Proactive Vulnerability Management

Identifying and addressing vulnerabilities and configuration weaknesses continue to be a sore spot at organizations, with annual breach analysis reports citing common errors as the source of initial compromise during a security lapse. The U.S. Postal Service breach in November resulted in the exposure of sensitive data on 800,000 employees. Investigators suspect an application security weakness was exploited by attackers to gain access to the sensitive data. Half of those in the Trustwave survey said they run quarterly vulnerability scans on in internal systems and 40 percent said the vulnerability scans are carried out on critical systems hosted at third-party solution providers. Organizations also need to prioritize the risks posed by the vulnerabilities identified in a scan and whether resources need to be allocated to address them or assume the additional risk, according to the report. Only 21 percent of organizations perform penetration testing on mission-critical systems whenever a change is made, according to the survey.

Missing Physical Security Plan

Physical access controls such as card swipes and visitor logs help investigators during an incident and establish context following a breach, according to the report. About 64 percent of those surveyed indicated that their organization had appropriate physical access controls in place to protect critical systems. Trustwave said physical security requirements need to be part of change management and compliance programs. Physical lapses can result in high-profile breaches. Coca Cola acknowledged a data breach exposing the sensitive information of up to 74,000 employees in January. The incident stemmed from a lapse in the company's asset disposal program. Data encryption is also a key security control to limit the fallout from a lost or stolen device.

Poor Security Awareness Training

Security awareness training carried out in regular intervals and sustained over time build a culture that values data protection and safeguards system resources. Only 35 percent of those surveyed said their organization performs security awareness training annually. Security experts tell CRN that the most successful training programs gain buy-in from executive leadership and are maintained by strong leader. While a training program helps establish a better understanding of corporate policies and procedures, it can also help employees learn how to spot Internet scams and phishing attacks that target their personal information or put their family members at risk.

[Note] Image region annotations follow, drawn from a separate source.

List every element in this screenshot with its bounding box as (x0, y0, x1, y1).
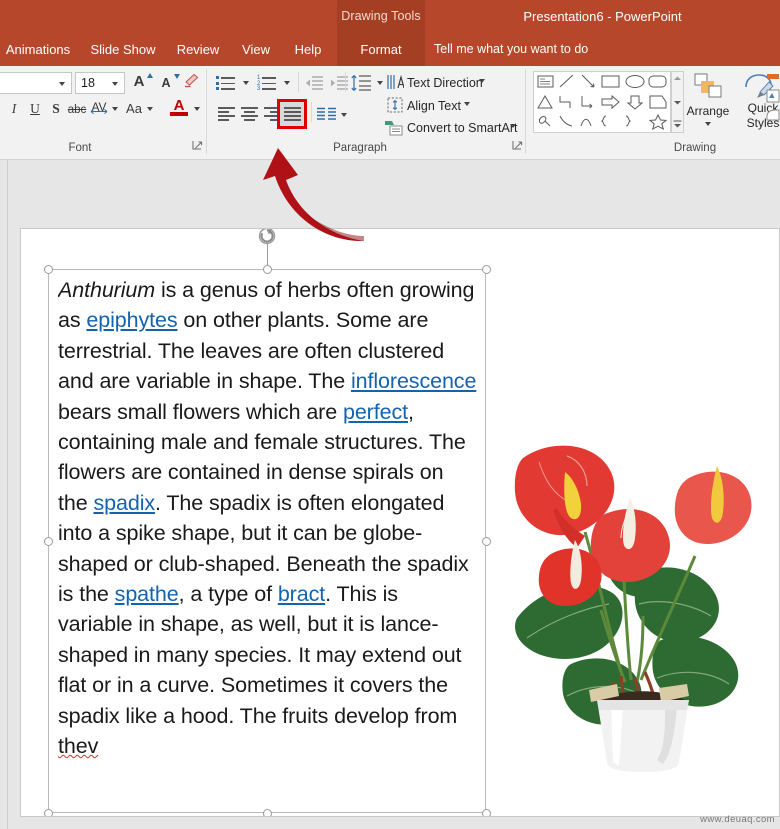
link-epiphytes[interactable]: epiphytes (86, 308, 177, 332)
resize-handle-top-right[interactable] (481, 264, 491, 274)
tab-animations[interactable]: Animations (4, 32, 72, 66)
chevron-down-icon (112, 82, 118, 86)
text-placeholder[interactable]: Anthurium is a genus of herbs often grow… (48, 269, 486, 813)
text-direction-icon (387, 74, 404, 89)
scroll-up-icon[interactable] (673, 75, 682, 82)
clear-formatting-icon[interactable] (181, 71, 201, 91)
chevron-down-icon[interactable] (341, 113, 347, 117)
ribbon-separator (206, 69, 207, 154)
link-bract[interactable]: bract (278, 582, 325, 606)
shapes-more-icon[interactable] (673, 120, 682, 129)
chevron-down-icon (59, 82, 65, 86)
chevron-down-icon[interactable] (479, 79, 485, 83)
scroll-down-icon[interactable] (673, 99, 682, 106)
chevron-down-icon[interactable] (194, 107, 200, 111)
chevron-down-icon[interactable] (112, 107, 118, 111)
font-name-combobox[interactable] (0, 72, 72, 94)
misspelled-word: thev (58, 734, 99, 759)
spacing-arrow-icon (90, 109, 108, 114)
resize-handle-middle-right[interactable] (481, 536, 491, 546)
tell-me-search[interactable]: Tell me what you want to do (434, 32, 588, 66)
ribbon-separator (345, 72, 346, 92)
font-size-combobox[interactable]: 18 (75, 72, 125, 94)
align-left-button[interactable] (216, 106, 237, 125)
font-size-value: 18 (81, 76, 95, 90)
arrange-button[interactable]: Arrange (682, 71, 734, 133)
thumbnail-pane-edge[interactable] (0, 160, 8, 829)
font-color-swatch (170, 112, 188, 116)
run-plain-3: bears small flowers which are (58, 399, 343, 424)
increase-indent-button[interactable] (329, 75, 349, 91)
font-dialog-launcher-icon[interactable] (192, 140, 203, 151)
paragraph-dialog-launcher-icon[interactable] (512, 140, 523, 151)
bullets-button[interactable] (216, 74, 238, 92)
tab-format[interactable]: Format (337, 32, 425, 66)
resize-handle-top-left[interactable] (43, 264, 53, 274)
run-plain-6: , a type of (178, 582, 278, 607)
contextual-tab-group-label: Drawing Tools (337, 0, 425, 32)
align-text-button[interactable]: Align Text (407, 96, 461, 116)
chevron-down-icon[interactable] (464, 102, 470, 106)
chevron-down-icon[interactable] (147, 107, 153, 111)
ribbon-tab-bar: Animations Slide Show Review View Help F… (0, 32, 780, 87)
shrink-caret-icon (174, 74, 180, 79)
numbering-button[interactable]: 1 2 3 (257, 74, 279, 92)
drawing-group-label: Drawing (673, 142, 717, 154)
tab-review[interactable]: Review (172, 32, 224, 66)
ribbon-separator (525, 69, 526, 154)
paragraph-1: Anthurium is a genus of herbs often grow… (58, 275, 478, 762)
link-spathe[interactable]: spathe (115, 582, 179, 606)
resize-handle-top-center[interactable] (262, 264, 272, 274)
resize-handle-middle-left[interactable] (43, 536, 53, 546)
underline-button[interactable]: U (24, 98, 46, 120)
slide-canvas[interactable]: Anthurium is a genus of herbs often grow… (20, 228, 780, 817)
chevron-down-icon[interactable] (705, 122, 711, 126)
run-italic-anthurium: Anthurium (58, 278, 156, 302)
arrange-icon (694, 73, 722, 98)
chevron-down-icon[interactable] (510, 124, 516, 128)
slide-text-body[interactable]: Anthurium is a genus of herbs often grow… (58, 275, 478, 811)
resize-handle-bottom-right[interactable] (481, 808, 491, 816)
shapes-gallery[interactable] (533, 71, 671, 133)
resize-handle-bottom-left[interactable] (43, 808, 53, 816)
strikethrough-button[interactable]: abc (66, 99, 88, 121)
decrease-indent-button[interactable] (304, 75, 324, 91)
line-spacing-button[interactable] (350, 74, 372, 92)
title-bar: Drawing Tools Presentation6 - PowerPoint (0, 0, 780, 32)
text-direction-button[interactable]: Text Direction (407, 73, 483, 93)
powerpoint-window: Drawing Tools Presentation6 - PowerPoint… (0, 0, 780, 829)
annotation-arrow (263, 148, 364, 242)
ribbon-separator (298, 72, 299, 92)
link-perfect[interactable]: perfect (343, 400, 408, 424)
shape-format-column-clipped[interactable] (766, 72, 780, 134)
align-text-icon (387, 97, 403, 113)
arrange-label: Arrange (686, 104, 730, 118)
shapes-gallery-icons (537, 74, 668, 130)
chevron-down-icon[interactable] (284, 81, 290, 85)
convert-to-smartart-button[interactable]: Convert to SmartArt (407, 118, 517, 138)
window-title: Presentation6 - PowerPoint (523, 9, 682, 24)
watermark: www.deuaq.com (700, 814, 775, 825)
tab-view[interactable]: View (236, 32, 276, 66)
tab-slide-show[interactable]: Slide Show (84, 32, 162, 66)
italic-button[interactable]: I (3, 98, 25, 120)
grow-caret-icon (147, 73, 153, 78)
change-case-button[interactable]: Aa (123, 98, 145, 120)
font-group-label: Font (68, 142, 92, 154)
link-inflorescence[interactable]: inflorescence (351, 369, 476, 393)
resize-handle-bottom-center[interactable] (262, 808, 272, 816)
text-shadow-button[interactable]: S (45, 98, 67, 120)
anthurium-plant-photo[interactable] (493, 432, 780, 772)
tab-help[interactable]: Help (288, 32, 328, 66)
chevron-down-icon[interactable] (377, 81, 383, 85)
chevron-down-icon[interactable] (243, 81, 249, 85)
link-spadix[interactable]: spadix (93, 491, 155, 515)
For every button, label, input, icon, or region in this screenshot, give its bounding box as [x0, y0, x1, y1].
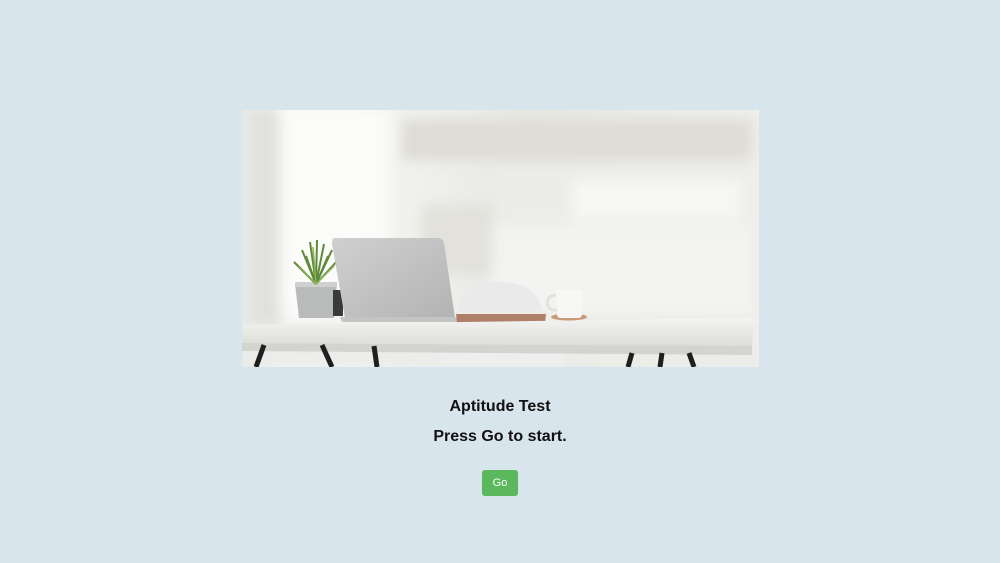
page: Aptitude Test Press Go to start. Go [0, 0, 1000, 563]
start-instruction: Press Go to start. [433, 428, 567, 445]
page-title: Aptitude Test [449, 398, 551, 415]
go-button[interactable]: Go [482, 470, 518, 496]
hero-image [242, 110, 759, 367]
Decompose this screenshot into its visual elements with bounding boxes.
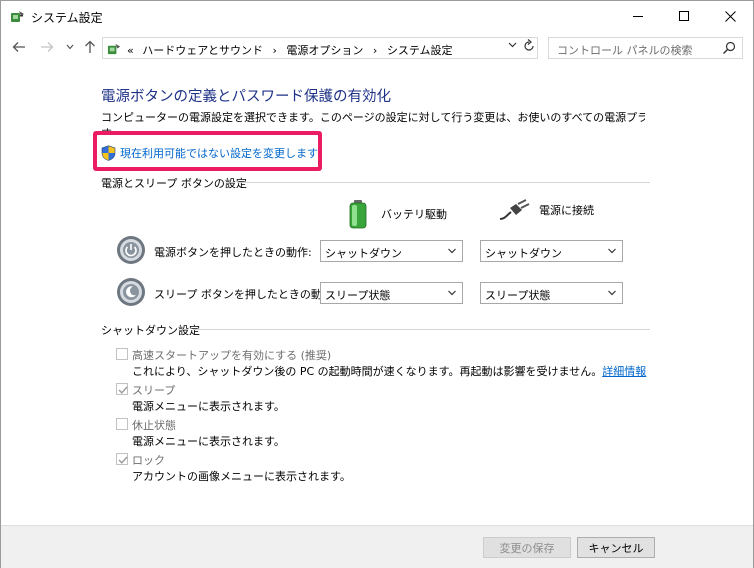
uac-shield-icon bbox=[101, 145, 116, 161]
page-description: コンピューターの電源設定を選択できます。このページの設定に対して行う変更は、お使… bbox=[101, 111, 645, 124]
search-box[interactable]: コントロール パネルの検索 bbox=[548, 37, 743, 59]
chevron-down-icon bbox=[448, 290, 456, 296]
maximize-icon bbox=[679, 11, 689, 21]
back-button[interactable] bbox=[10, 38, 28, 56]
minimize-button[interactable] bbox=[615, 1, 661, 31]
breadcrumb-separator: › bbox=[372, 44, 378, 57]
breadcrumb-system-settings[interactable]: システム設定 bbox=[387, 44, 453, 57]
minimize-icon bbox=[633, 15, 643, 17]
breadcrumb-hardware-sound[interactable]: ハードウェアとサウンド bbox=[142, 44, 263, 57]
hibernate-checkbox[interactable] bbox=[116, 418, 128, 430]
chevron-down-icon bbox=[448, 248, 456, 254]
power-button-plugged-select[interactable]: シャットダウン bbox=[480, 240, 623, 262]
checkmark-icon bbox=[118, 456, 128, 464]
power-options-app-icon bbox=[11, 11, 24, 22]
breadcrumb-overflow[interactable]: « bbox=[127, 44, 134, 57]
fast-startup-label: 高速スタートアップを有効にする (推奨) bbox=[132, 349, 332, 362]
forward-button[interactable] bbox=[38, 38, 56, 56]
back-arrow-icon bbox=[12, 42, 25, 52]
power-button-action-label: 電源ボタンを押したときの動作: bbox=[154, 246, 312, 259]
plugged-in-column-header: 電源に接続 bbox=[499, 199, 594, 221]
change-unavailable-settings-link[interactable]: 現在利用可能ではない設定を変更します bbox=[101, 145, 318, 161]
power-button-battery-select[interactable]: シャットダウン bbox=[320, 240, 463, 262]
sleep-option-description: 電源メニューに表示されます。 bbox=[132, 400, 285, 413]
sleep-button-action-label: スリープ ボタンを押したときの動作: bbox=[154, 288, 337, 301]
breadcrumb-power-options[interactable]: 電源オプション bbox=[286, 44, 363, 57]
main-content: 電源ボタンの定義とパスワード保護の有効化 コンピューターの電源設定を選択できます… bbox=[1, 65, 753, 525]
search-input[interactable]: コントロール パネルの検索 bbox=[557, 42, 693, 58]
lock-checkbox[interactable] bbox=[116, 453, 128, 465]
up-button[interactable] bbox=[81, 38, 99, 56]
lock-option-description: アカウントの画像メニューに表示されます。 bbox=[132, 470, 351, 483]
breadcrumb-separator: › bbox=[272, 44, 277, 57]
learn-more-link[interactable]: 詳細情報 bbox=[602, 365, 646, 378]
fast-startup-description: これにより、シャットダウン後の PC の起動時間が速くなります。再起動は影響を受… bbox=[132, 365, 647, 378]
sleep-checkbox[interactable] bbox=[116, 383, 128, 395]
power-button-icon bbox=[117, 236, 145, 264]
chevron-down-icon bbox=[508, 42, 517, 48]
sleep-option-label: スリープ bbox=[132, 384, 176, 397]
maximize-button[interactable] bbox=[661, 1, 707, 31]
cancel-button[interactable]: キャンセル bbox=[577, 537, 655, 558]
battery-column-header: バッテリ駆動 bbox=[347, 199, 447, 229]
chevron-down-icon bbox=[66, 44, 74, 50]
battery-header-label: バッテリ駆動 bbox=[381, 208, 447, 221]
buttons-section-title: 電源とスリープ ボタンの設定 bbox=[101, 177, 247, 190]
address-history-button[interactable] bbox=[508, 41, 517, 51]
navigation-bar: « ハードウェアとサウンド › 電源オプション › システム設定 コントロール … bbox=[1, 35, 753, 61]
power-plug-icon bbox=[499, 199, 530, 220]
lock-option-label: ロック bbox=[132, 454, 165, 467]
chevron-down-icon bbox=[608, 290, 616, 296]
breadcrumb: « ハードウェアとサウンド › 電源オプション › システム設定 bbox=[127, 42, 453, 58]
change-settings-link-text[interactable]: 現在利用可能ではない設定を変更します bbox=[120, 145, 318, 161]
sleep-button-battery-select[interactable]: スリープ状態 bbox=[320, 282, 463, 304]
up-arrow-icon bbox=[85, 40, 95, 53]
save-changes-button[interactable]: 変更の保存 bbox=[483, 537, 571, 558]
refresh-icon bbox=[524, 39, 534, 51]
chevron-down-icon bbox=[608, 248, 616, 254]
section-divider bbox=[237, 182, 650, 183]
title-bar: システム設定 bbox=[1, 1, 753, 31]
system-settings-window: システム設定 « ハードウェアとサウンド › 電源オプション › システム設定 … bbox=[0, 0, 754, 568]
fast-startup-checkbox[interactable] bbox=[116, 348, 128, 360]
footer-bar: 変更の保存 キャンセル bbox=[1, 526, 753, 568]
recent-locations-button[interactable] bbox=[61, 38, 79, 56]
hibernate-option-description: 電源メニューに表示されます。 bbox=[132, 435, 285, 448]
sleep-button-icon bbox=[117, 278, 145, 306]
battery-icon bbox=[349, 200, 367, 229]
close-icon bbox=[724, 10, 736, 22]
forward-arrow-icon bbox=[41, 42, 54, 52]
window-title: システム設定 bbox=[31, 11, 103, 25]
checkmark-icon bbox=[118, 386, 128, 394]
refresh-button[interactable] bbox=[523, 39, 535, 57]
page-title: 電源ボタンの定義とパスワード保護の有効化 bbox=[101, 89, 391, 105]
close-button[interactable] bbox=[707, 1, 753, 31]
control-panel-icon bbox=[107, 43, 121, 55]
shutdown-section-title: シャットダウン設定 bbox=[101, 324, 200, 337]
address-bar[interactable]: « ハードウェアとサウンド › 電源オプション › システム設定 bbox=[102, 37, 538, 59]
hibernate-option-label: 休止状態 bbox=[132, 419, 176, 432]
search-icon[interactable] bbox=[722, 41, 736, 55]
plugged-header-label: 電源に接続 bbox=[539, 204, 594, 217]
sleep-button-plugged-select[interactable]: スリープ状態 bbox=[480, 282, 623, 304]
section-divider bbox=[193, 329, 650, 330]
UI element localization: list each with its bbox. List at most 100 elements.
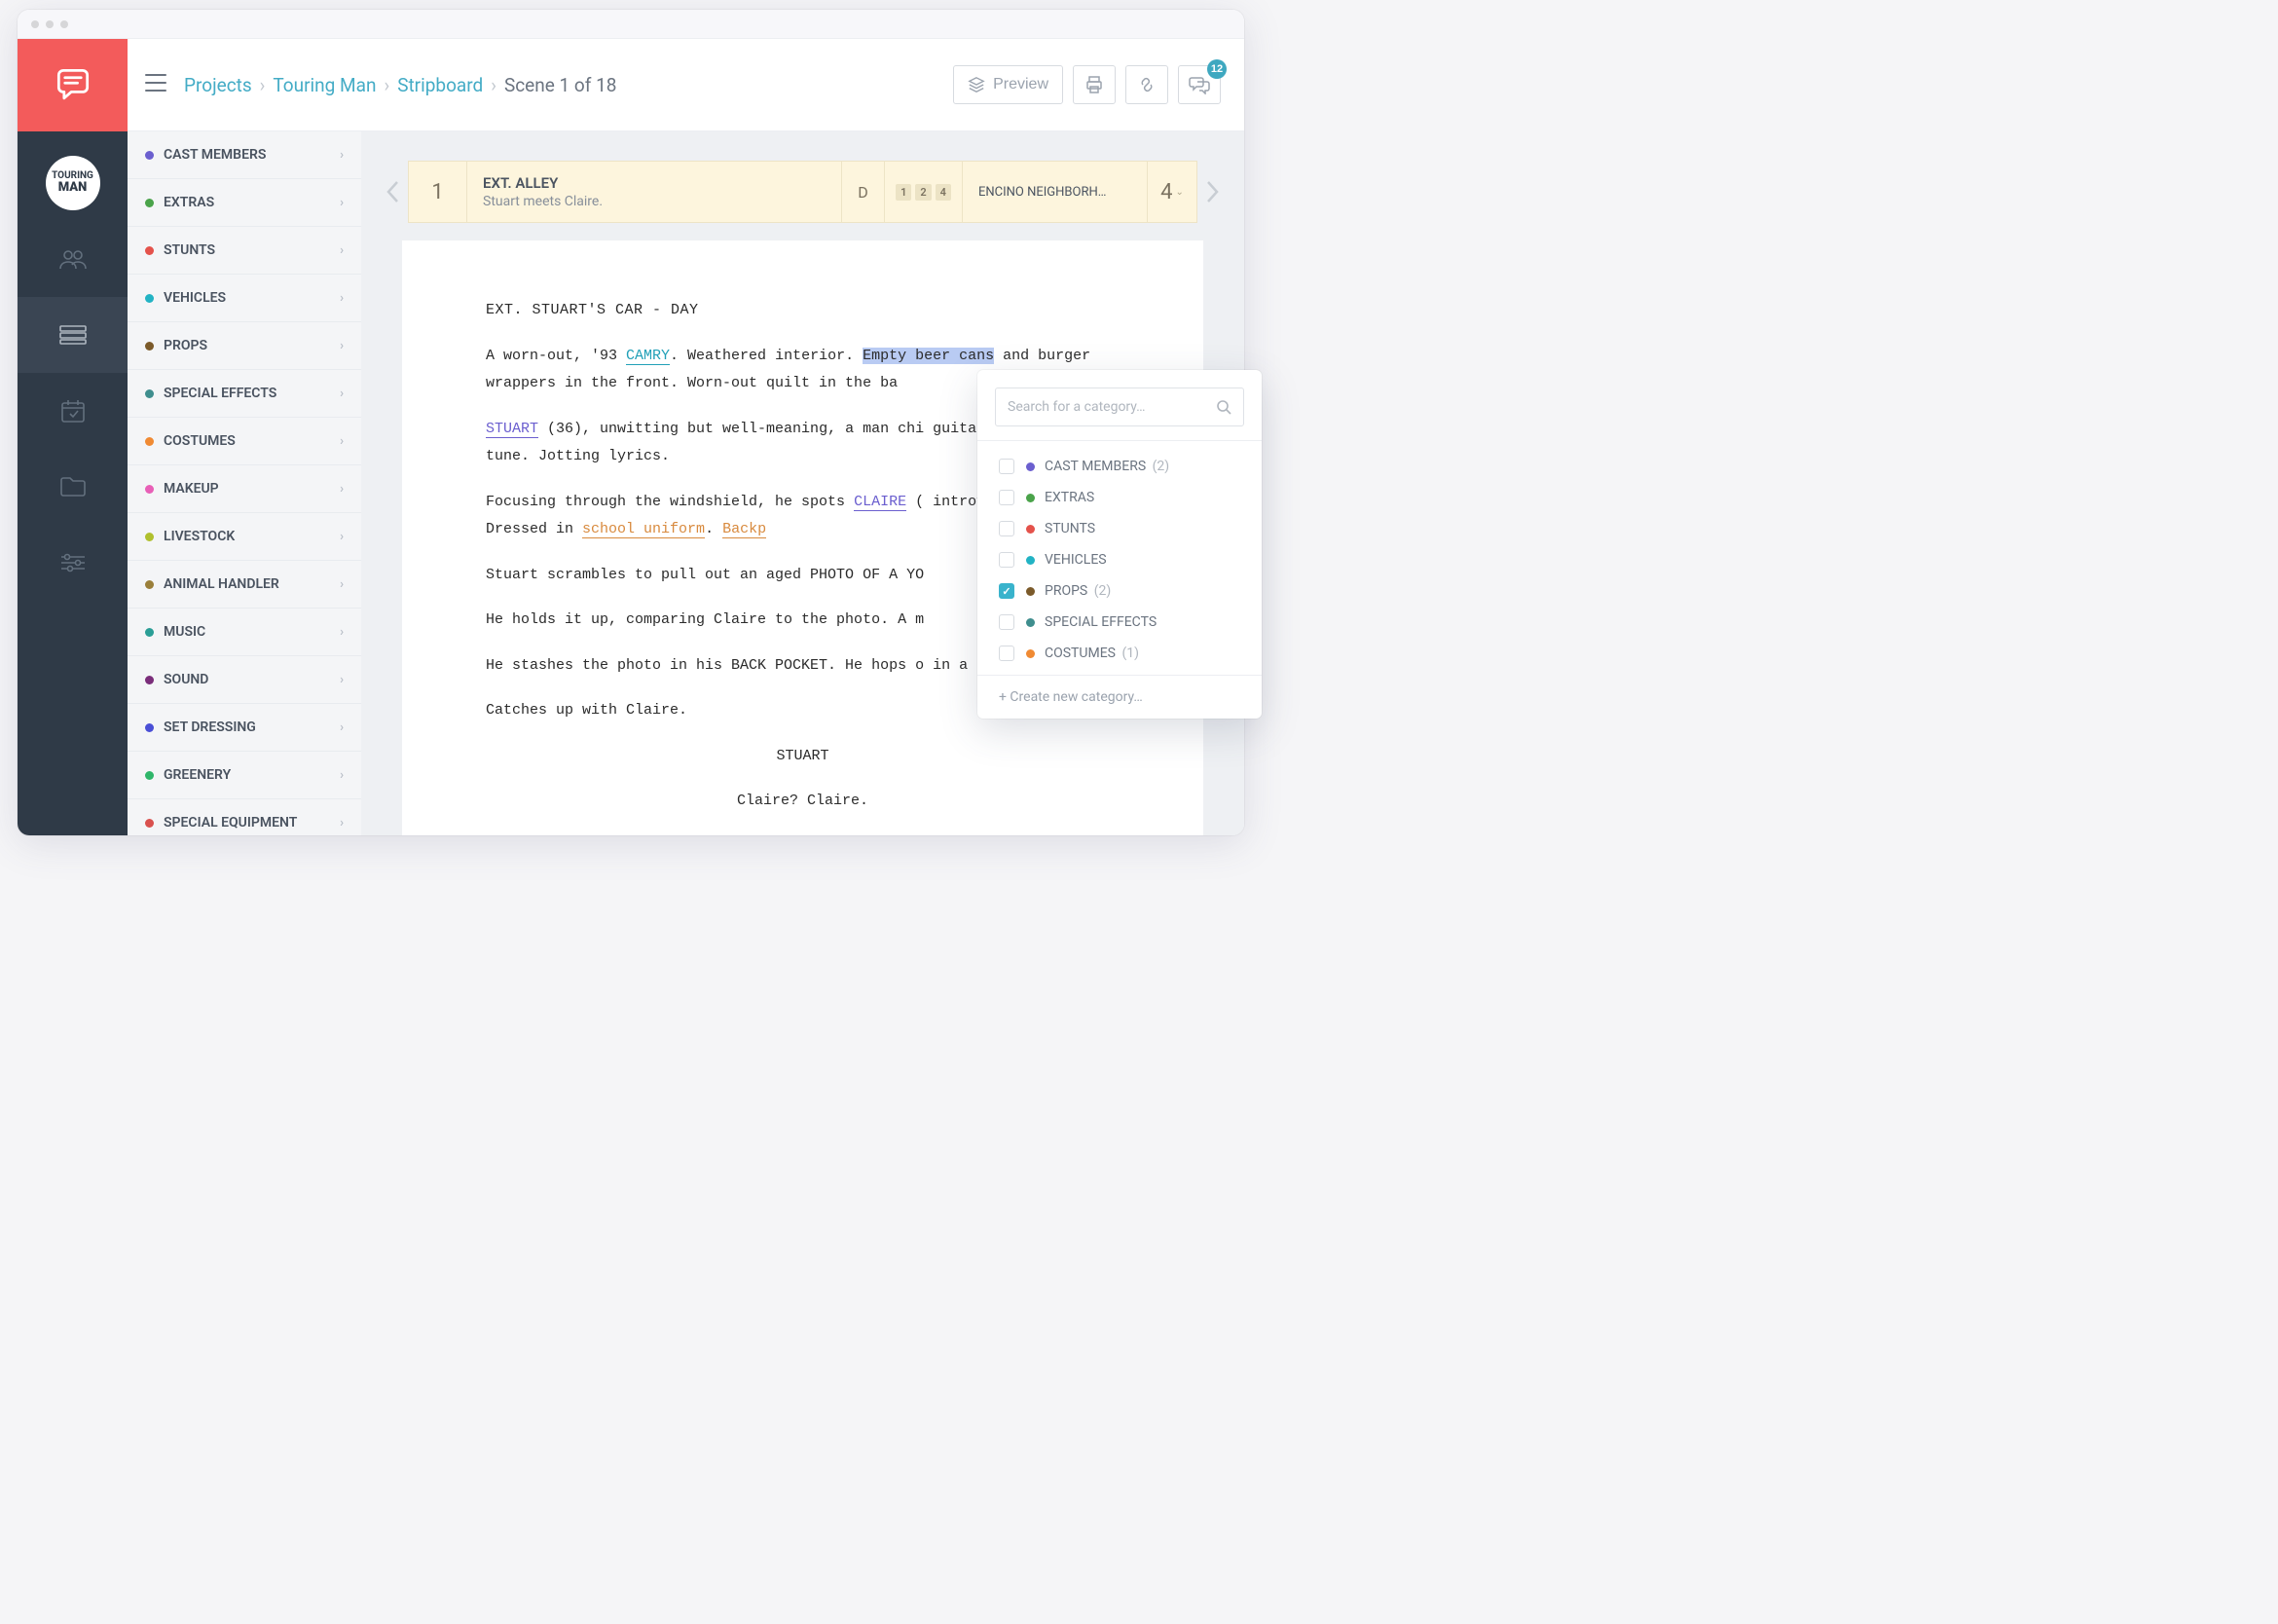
rail-item-breakdown[interactable] bbox=[18, 297, 128, 373]
tag-cast[interactable]: STUART bbox=[486, 421, 538, 438]
sidebar-category-item[interactable]: SPECIAL EFFECTS› bbox=[128, 370, 361, 418]
chevron-right-icon: › bbox=[340, 148, 344, 163]
chevron-right-icon: › bbox=[340, 482, 344, 497]
category-panel-item[interactable]: VEHICLES bbox=[977, 544, 1256, 575]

Inadequate Network Boundaries

Firewalls and routers are a standard part of corporate networks, with more than 80 percent of those surveyed indicating that the devices play a role in managing the boundaries between the Internet and internal networks. Resources need to be in place to regularly monitor and maintain firewalls. A regular review of configuration issues and changes that might impact the environment should also be conducted, according to the report. Nearly 60 percent of those surveyed said they had configuration standards in place for all technology systems, according to the survey. Hackers regularly exploit configuration weaknesses, such as poorly implemented encryption, which can be easily bypassed, or improperly configured remote access software, enabling initial access into a point-of-sale system.

Lack OF Proactive Privilege Management

Security experts tell CRN stronger privilege management and role-based access controls could go a long way in reducing the risk of a serious security lapse. Penetration testers say they regularly find system account access available for former employees or privileges to a critical system open to an executive whose role has changed and no longer needs access to the resources. About 56 percent of respondents indicated that strict role-based access controls were in place for critical systems. Tools are available to help manage and partially automate the process, which can be complicated because it involves cooperation between business line managers and IT teams.